Menilai Reputasi dan Rekam Jejak Developer
Reputasi adalah cerminan komitmen jangka panjang. Telusuri rekam jejak developer yang bersangkutan. Apakah mereka pernah tersandung kasus sengketa lahan atau keterlambatan serah terima unit di proyek sebelumnya? Carilah testimoni dari penghuni lama, bukan hanya testimoni yang disajikan di lokasi penjualan. Developer yang solid biasanya memiliki portofolio proyek yang selesai tepat waktu dan transparan dalam proses pembangunan, hal ini sangat mempengaruhi nilai investasi properti Anda di masa depan.
Memahami Skema Pembayaran dan Denda Keterlambatan
Skema pembayaran yang ditawarkan, terutama pembayaran bertahap ke developer (termin), harus dianalisis dengan cermat terkait dampaknya pada pengajuan KPR Bank. Pastikan perjanjian jual beli (PPJB) secara eksplisit mencantumkan denda keterlambatan serah terima yang adil.
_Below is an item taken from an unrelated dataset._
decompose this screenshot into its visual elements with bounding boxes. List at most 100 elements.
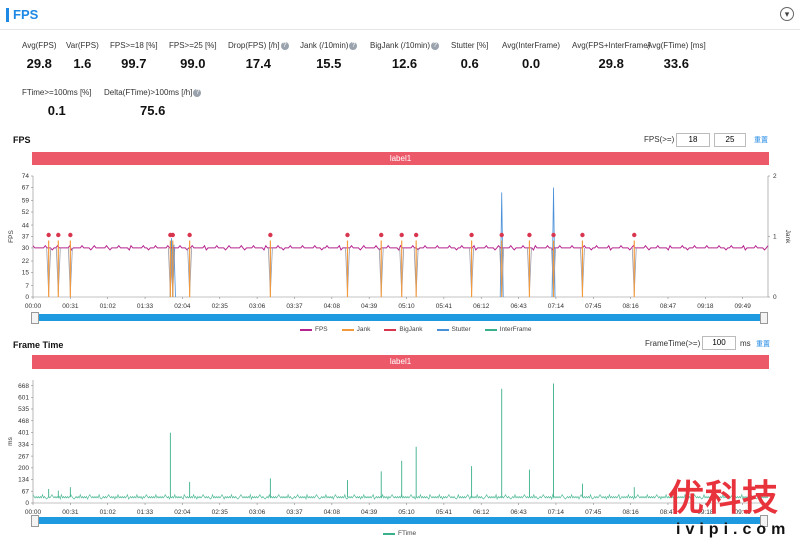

Jika developer tidak sanggup memberikan kepastian tanggal serah terima yang terikat klausul penalti yang tegas, ini adalah bendera merah besar, sebab keterlambatan akan mengganggu jadwal Anda untuk mengunci suku bunga rendah yang ditawarkan bank.
Pentingnya Cek Lokasi dan Fasilitas Pendukung
Jangan hanya melihat maket atau gambar desain Rumah Minimalis yang ditawarkan. Datangi lokasi secara berkala, terutama saat musim penghujan, untuk menilai kondisi drainase dan aksesibilitas. Penipuan seringkali terjadi pada proyek off-the-plan di lokasi yang secara tata ruang belum jelas peruntukannya oleh pemerintah daerah. Pastikan jalur menuju rumah tersebut sudah diakui sebagai jalan umum dan bukan akses sementara yang sewaktu-waktu bisa ditutup.